WaterWORKS career fair showcases Blue Economy

Jan 24, 2024 | Aids to Navigation, News

Policy Manager Aubrey Church and Captain Ken Baughman at WaterWORKS. Baughman said he was a little surprised by how much the students perked up once he told them how much money a teenager can make shellfishing or fin fishing during the summer. 


By Doreen Leggett

Kayla Boucher, a ninth-grader at Upper Cape Cod Regional Technical High School, joined by her classmates, had some questions of Captains Ken Baughman and Bradley Louw at the WaterWORKS career day at Cape Cod Community College in mid-January.

What was your longest trip? Six days.

Biggest boat you fished on? 138 feet.

How big is your boat now? Smaller.

Do you oyster farm? No, but it is a sustainable fishery and good for the environment.

How much money do you make? One time I made $56,000 in less than a week.

And one favorite question from Boucher: How far do you have to go out?

“We told her that some of the best fishing grounds in the world are in our backyard,” Baughman said.

That answer is in keeping with the mission of WaterWORKS, started in 2019 by the Cape Cod Blue Economy Foundation, part of the Cape Cod Chamber of Commerce, to introduce high school students to the wealth of local careers in the Cape’s Blue Economy.

“I think it really opens kids’ eyes.
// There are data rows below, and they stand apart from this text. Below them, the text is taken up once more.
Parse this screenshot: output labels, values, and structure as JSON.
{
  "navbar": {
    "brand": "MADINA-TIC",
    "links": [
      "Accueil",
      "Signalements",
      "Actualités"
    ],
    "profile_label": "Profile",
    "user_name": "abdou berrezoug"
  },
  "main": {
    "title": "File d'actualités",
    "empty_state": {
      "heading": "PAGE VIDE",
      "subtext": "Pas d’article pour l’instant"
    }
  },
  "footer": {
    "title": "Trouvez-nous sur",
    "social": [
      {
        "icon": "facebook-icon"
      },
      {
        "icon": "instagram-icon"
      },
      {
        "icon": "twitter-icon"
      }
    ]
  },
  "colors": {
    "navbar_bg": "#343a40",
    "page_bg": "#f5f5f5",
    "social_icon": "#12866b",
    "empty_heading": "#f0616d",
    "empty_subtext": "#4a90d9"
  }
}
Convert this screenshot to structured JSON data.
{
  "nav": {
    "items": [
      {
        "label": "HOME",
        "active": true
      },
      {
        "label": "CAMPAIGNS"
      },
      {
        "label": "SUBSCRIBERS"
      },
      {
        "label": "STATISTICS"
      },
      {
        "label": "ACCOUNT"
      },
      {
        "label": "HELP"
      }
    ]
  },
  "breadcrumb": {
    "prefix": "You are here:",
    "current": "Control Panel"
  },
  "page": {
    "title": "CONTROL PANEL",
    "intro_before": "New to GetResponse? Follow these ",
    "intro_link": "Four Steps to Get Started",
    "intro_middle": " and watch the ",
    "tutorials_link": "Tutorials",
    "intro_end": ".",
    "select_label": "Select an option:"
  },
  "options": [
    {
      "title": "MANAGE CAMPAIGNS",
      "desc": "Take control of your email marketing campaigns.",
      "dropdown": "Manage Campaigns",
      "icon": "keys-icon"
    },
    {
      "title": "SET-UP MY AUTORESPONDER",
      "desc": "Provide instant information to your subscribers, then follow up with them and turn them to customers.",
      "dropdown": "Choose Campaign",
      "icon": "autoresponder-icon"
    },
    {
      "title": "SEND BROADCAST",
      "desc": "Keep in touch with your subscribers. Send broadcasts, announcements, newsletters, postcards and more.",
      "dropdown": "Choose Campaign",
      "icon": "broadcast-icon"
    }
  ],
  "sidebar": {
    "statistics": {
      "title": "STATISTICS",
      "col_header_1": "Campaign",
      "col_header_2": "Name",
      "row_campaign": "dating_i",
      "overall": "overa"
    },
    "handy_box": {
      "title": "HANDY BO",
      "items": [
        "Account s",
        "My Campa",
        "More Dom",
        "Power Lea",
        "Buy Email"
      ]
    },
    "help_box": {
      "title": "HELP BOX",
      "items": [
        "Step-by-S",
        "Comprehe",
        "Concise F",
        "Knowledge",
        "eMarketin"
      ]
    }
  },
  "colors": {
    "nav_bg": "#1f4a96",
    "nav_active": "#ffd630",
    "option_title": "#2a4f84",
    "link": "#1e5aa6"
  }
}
We lose so many kids who just aren’t aware of the opportunities,” said Allison Paine, volunteering at the event held on a snowy Tuesday.

It is important to keep bright, talented kids on Cape, she said, after moderating a “career corner” featuring Louw, who has a lobster boat and a scalloper, and Jay Lustig, a representative from Mitre, a Blue Tech company.

Chloe Starr and Abigail Archer were sitting nearby at an informational table talking about Aquaculture Research Corporation, ARC, a shellfish hatchery in Dennis. ARC was one of 50 exhibitors, spread across two buildings.

Growing up both Starr and Archer were drawn to the ocean, but the only career they heard about was marine biology; Starr wanted to work with turtles and Archer with penguins. It wasn’t until they were older that they realized there are many other possibilities.

Starr is now Operations Manager at ARC’s hatchery and Chapin Sea Farms, which sells and distributes shellfish. Archer is Fisheries & Aquaculture Specialist at Cape Cod Cooperative Extension Marine Program and Woods Hole Sea Grant.

Growing up in Barnstable, Starr started shellfishing recreationally with her dad. Now she helps make sure the Cape’s recreational and commercial fisheries stay strong, spawning shellfish and distributing seed.

“Anyone who is farming shellfish gets them from a hatchery,” she said.

Tess Dunleavy, who grew up in Barnstable, and Elizabeth Marsjanik, whose parents still live on Lewis Bay, have similar stories. They left the Cape to return and find careers in wind energy at home. Both were keynote speakers at the event, along with Lily Elmore. They work for Vineyard Offshore Wind as environmental compliance officer and senior manager of environmental affairs respectively.

“I wanted to be part of changing business as usual,” said Marsjanik.

Greg Dolan, 17, of Woods Hole, knows the career he wants to pursue. He headed straight to the Fishermen’s Alliance table.

“They are the people I really want to talk to today,” Dolan said.

He fishes for bluefish, scup and striper and has hit the docks on Cape and New Bedford seeking job opportunities.

Both Louw and Baughman gave Dolan advice and helped him fill out his commercial rod and reel permit. Louw said the Fishermen’s Alliance has a Fisherman Training program and helped get the federal Young Fishermen’s Development Act passed. Both the program and the act are designed to introduce the next generation to commercial fisheries and provide education.

Dolan wasn’t the only one with experience.

Christian Gonsalves, 14, who goes to Falmouth High, goes fishing in the summer with his grandfather John Small. He loves everything about it, he said.

“I don’t like being inside,” he smiled.

They often leave the Chatham Fish Pier at 3 a.m. to catch dogfish, which they sell to Red’s Best, he said. They go longlining, baited hooks set along a line that can extend a mile and after a few hours they will bring the catch in. His grandfather is one of the few fishermen who still fish this way, he said.

Sean Beal, who goes to Cape Cod Technical High School, also is interested in commercial fisheries. He works on an aquaculture farm in Barnstable where he lives and goes lobstering out of Nauset inlet with a friend. He has his student lobster license.

Marius Louw, engineer on his older brother Bradley’s scalloper, started fishing a year ago at his brother’s urging. He found himself surprisingly OK that the wind had kept the boat ashore and he was attending an outreach event. He typically likes to be in the background.

“I never had this opportunity,” he said as he watched students stop in to talk, adding he would have started fishing sooner if he and Bradley had been introduced to it earlier.

Marius feels WaterWORKS is particularly important on the Cape, where all the towns are inter-dependent and surrounded by water.

“Cape Cod is very much community-based and thrives off the ocean,” he said.